How to Research the Company and the Interviewer Prior to Your Job Interview

Walking into a job interview prepared can make all the difference. Understanding the company’s culture, history, and current operations equips you to answer questions intelligently and ask meaningful questions in return. But, your preparation should go beyond just the company. You should also research your interviewer to understand their position within the company and possibly their interviewing style. This article will guide you on how to effectively research a company and your interviewer before the job interview.

Understanding the Company

1. Visit the Company’s Website

The company’s website is often the best place to start. Look for information about their mission, vision, and values. Understand what products or services they offer and who their customers are. Read the ‘About Us’ section for insights into the company’s history and leadership.

2. Read Recent News and Press Releases

Find the company’s press room or news section on their website. Also, run a Google News search to find recent articles about the company. Look for information about product launches, company partnerships, financial news, and any other significant developments.

3. Examine the Company’s Social Media Presence

Social media channels offer valuable insights into a company’s culture and how they interact with their customers and the public. Platforms like LinkedIn, Facebook, Twitter, and Instagram can reveal information about upcoming events, recent achievements, and even employee activities.

4. Review the Company’s Financial Performance

For publicly traded companies, review sites like Yahoo Finance, Google Finance, or the U.S. Securities and Exchange Commission’s EDGAR system. Here, you’ll find details about the company’s financial health, including their revenue, net income, and stock performance.

5. Understand the Industry

Research the industry, including current trends, challenges, and competitors. Websites like Statista, industry-specific forums, or even Google Trends can provide valuable information.

Researching the Interviewer

6. Use LinkedIn

LinkedIn is a valuable tool for researching your interviewer. Check their current role, previous jobs, and their tenure at the company. Their career path might provide insights into what they value in potential employees.

7. Look for Other Online Presence

Search the interviewer’s name online to find their other social media profiles or any articles or blogs they’ve written. Be respectful of their privacy but use publicly available information to understand their professional interests and style better.

8. Find Common Ground

Look for areas of commonality, like shared connections, alma maters, or even hobbies. These can serve as ice-breakers or talking points during the interview.

9. Learn Their Professional Communication Style

If you can find videos or podcasts featuring your interviewer, these can be great ways to understand their communication style, interests, and expectations.

Successful entrepreneur and manager, Sarah White, says, “I’ve always been impressed when candidates show they’ve done their homework. It shows commitment, enthusiasm, and a genuine interest in the job.”
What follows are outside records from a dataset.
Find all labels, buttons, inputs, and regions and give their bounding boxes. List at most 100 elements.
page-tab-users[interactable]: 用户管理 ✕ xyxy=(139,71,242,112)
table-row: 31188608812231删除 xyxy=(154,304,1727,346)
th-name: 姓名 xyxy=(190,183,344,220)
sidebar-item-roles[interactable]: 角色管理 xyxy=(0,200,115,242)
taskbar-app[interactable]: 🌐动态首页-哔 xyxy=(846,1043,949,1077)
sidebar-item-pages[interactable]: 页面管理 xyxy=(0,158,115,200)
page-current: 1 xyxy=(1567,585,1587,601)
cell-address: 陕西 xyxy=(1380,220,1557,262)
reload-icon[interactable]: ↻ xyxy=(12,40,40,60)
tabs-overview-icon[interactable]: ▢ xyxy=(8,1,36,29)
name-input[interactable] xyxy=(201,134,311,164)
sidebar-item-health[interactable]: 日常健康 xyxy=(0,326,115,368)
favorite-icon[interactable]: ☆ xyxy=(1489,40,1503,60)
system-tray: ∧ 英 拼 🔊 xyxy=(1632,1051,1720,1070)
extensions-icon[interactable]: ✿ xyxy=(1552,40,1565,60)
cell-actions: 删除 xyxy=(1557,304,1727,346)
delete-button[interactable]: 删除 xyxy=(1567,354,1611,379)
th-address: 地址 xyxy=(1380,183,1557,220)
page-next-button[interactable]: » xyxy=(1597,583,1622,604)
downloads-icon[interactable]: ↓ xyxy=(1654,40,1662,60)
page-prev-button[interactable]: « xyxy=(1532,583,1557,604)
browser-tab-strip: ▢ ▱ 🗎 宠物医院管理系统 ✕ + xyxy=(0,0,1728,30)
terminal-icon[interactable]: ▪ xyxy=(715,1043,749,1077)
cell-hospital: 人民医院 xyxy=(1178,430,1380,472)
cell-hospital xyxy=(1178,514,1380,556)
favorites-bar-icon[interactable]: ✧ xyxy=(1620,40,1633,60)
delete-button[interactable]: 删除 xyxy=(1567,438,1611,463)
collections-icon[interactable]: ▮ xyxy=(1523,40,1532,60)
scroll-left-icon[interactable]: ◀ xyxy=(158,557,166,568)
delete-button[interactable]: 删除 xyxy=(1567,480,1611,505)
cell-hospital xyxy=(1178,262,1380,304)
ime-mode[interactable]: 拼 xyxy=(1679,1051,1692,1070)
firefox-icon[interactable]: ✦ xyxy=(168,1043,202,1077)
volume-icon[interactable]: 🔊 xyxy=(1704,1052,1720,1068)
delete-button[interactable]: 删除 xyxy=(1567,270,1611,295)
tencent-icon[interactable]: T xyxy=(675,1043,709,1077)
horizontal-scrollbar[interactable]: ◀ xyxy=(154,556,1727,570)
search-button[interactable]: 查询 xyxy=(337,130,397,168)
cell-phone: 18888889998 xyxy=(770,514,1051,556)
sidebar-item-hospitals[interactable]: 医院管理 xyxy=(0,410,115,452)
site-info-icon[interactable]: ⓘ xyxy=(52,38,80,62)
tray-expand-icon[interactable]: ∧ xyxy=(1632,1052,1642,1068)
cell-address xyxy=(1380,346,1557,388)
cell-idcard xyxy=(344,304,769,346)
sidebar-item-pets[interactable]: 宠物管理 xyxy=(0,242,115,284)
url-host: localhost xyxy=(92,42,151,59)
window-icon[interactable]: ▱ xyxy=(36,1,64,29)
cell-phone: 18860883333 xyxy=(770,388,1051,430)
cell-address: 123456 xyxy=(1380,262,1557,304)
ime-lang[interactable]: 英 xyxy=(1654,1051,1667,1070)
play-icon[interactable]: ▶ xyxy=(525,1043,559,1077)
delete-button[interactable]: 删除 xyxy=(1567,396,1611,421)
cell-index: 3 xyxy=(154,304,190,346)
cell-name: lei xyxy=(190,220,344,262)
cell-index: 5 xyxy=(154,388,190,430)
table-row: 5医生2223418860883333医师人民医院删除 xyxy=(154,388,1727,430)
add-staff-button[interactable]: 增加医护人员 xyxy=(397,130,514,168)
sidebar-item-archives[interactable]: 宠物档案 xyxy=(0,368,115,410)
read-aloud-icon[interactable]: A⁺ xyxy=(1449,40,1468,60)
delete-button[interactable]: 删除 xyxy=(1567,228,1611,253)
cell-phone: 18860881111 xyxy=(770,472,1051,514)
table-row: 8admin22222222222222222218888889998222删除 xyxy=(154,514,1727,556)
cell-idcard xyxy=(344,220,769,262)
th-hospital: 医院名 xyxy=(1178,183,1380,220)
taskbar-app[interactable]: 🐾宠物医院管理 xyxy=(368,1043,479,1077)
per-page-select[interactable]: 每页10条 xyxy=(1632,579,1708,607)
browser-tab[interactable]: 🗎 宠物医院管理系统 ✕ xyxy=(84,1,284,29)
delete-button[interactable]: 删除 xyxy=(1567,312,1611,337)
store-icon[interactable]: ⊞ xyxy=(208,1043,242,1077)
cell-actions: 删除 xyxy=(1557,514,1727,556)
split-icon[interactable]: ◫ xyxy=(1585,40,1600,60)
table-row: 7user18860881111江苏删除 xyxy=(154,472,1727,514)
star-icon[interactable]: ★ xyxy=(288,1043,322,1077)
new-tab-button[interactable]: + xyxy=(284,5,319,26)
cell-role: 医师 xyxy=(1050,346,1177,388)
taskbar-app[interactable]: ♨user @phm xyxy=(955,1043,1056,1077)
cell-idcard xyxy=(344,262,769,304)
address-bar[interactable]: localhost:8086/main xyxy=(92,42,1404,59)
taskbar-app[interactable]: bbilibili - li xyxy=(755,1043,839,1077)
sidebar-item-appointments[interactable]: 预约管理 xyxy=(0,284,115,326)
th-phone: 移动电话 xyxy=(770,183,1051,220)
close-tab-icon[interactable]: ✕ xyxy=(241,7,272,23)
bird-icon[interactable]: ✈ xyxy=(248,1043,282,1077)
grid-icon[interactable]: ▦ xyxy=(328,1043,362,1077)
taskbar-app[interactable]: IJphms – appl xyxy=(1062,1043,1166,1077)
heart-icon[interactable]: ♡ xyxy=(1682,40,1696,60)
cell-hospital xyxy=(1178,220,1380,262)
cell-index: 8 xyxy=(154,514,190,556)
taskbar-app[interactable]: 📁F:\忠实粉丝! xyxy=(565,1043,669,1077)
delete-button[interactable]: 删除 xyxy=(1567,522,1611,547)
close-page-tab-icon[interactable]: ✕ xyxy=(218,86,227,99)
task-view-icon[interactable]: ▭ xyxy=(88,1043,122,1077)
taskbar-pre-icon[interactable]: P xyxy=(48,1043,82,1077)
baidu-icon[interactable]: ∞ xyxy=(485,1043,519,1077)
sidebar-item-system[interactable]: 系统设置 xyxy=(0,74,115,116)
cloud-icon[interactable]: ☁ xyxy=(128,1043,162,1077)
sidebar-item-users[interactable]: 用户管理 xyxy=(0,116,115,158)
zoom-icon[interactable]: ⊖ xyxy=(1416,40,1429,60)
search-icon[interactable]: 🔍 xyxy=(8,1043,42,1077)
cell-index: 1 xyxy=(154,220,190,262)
Decoding the Company Culture

10. Examine Employee Reviews

Websites like Glassdoor and Indeed provide anonymous employee reviews. Although these should be taken with a grain of salt, they can offer insights into the company culture, benefits, management style, and more.

11. Check Out the Company’s Blog

If the company maintains a blog, you can often gain insights into their areas of focus, values, and thought leadership. It can also provide valuable conversation points during your interview.

12. Look for Information About the Company’s Clients or Customers

Understanding who the company’s products or services are designed for can provide valuable context for your interview. This might include reading case studies on the company’s website or customer reviews.

Deeper Insights into Your Interviewer

13. Utilize Twitter

Twitter can be a valuable resource for understanding your interviewer’s interests, concerns, and viewpoints. Their tweets and retweets can give you a snapshot of what they value professionally and personally.

14. Understand Their Position in the Company

Knowing your interviewer’s role in the company can give you insights into the perspective they’ll bring to the interview. For instance, an HR manager might focus more on company culture and team fit, whereas a department manager might want to understand your technical skills and experience in depth.

15. Respect Boundaries

While it’s beneficial to research your interviewer, it’s important to respect boundaries. Use the information you find to prepare for your interview, but avoid bringing up personal details that may make your interviewer uncomfortable.

Leverage Your Network

16. Reach Out to Current or Former Employees

If you know someone who works or has worked at the company, they can provide first-hand insight into the company culture and interviewing process. Even if you don’t know anyone directly, you may find connections through platforms like LinkedIn.

Mock Interview Practice

17. Use Your Research to Practice

Once you’ve done your research, use this information to practice for the interview. Create a list of potential questions based on what you’ve learned about the company and the interviewer. Practice your responses to these questions, focusing on how your skills and experience make you a great fit for the role and the company culture.


Researching the company and the interviewer can be a game-changer for your job interview preparation. It helps you to understand the company’s needs, align your skills and experience with these needs, and anticipate the interviewer’s expectations. Always remember, thorough preparation is a significant step towards a successful job interview.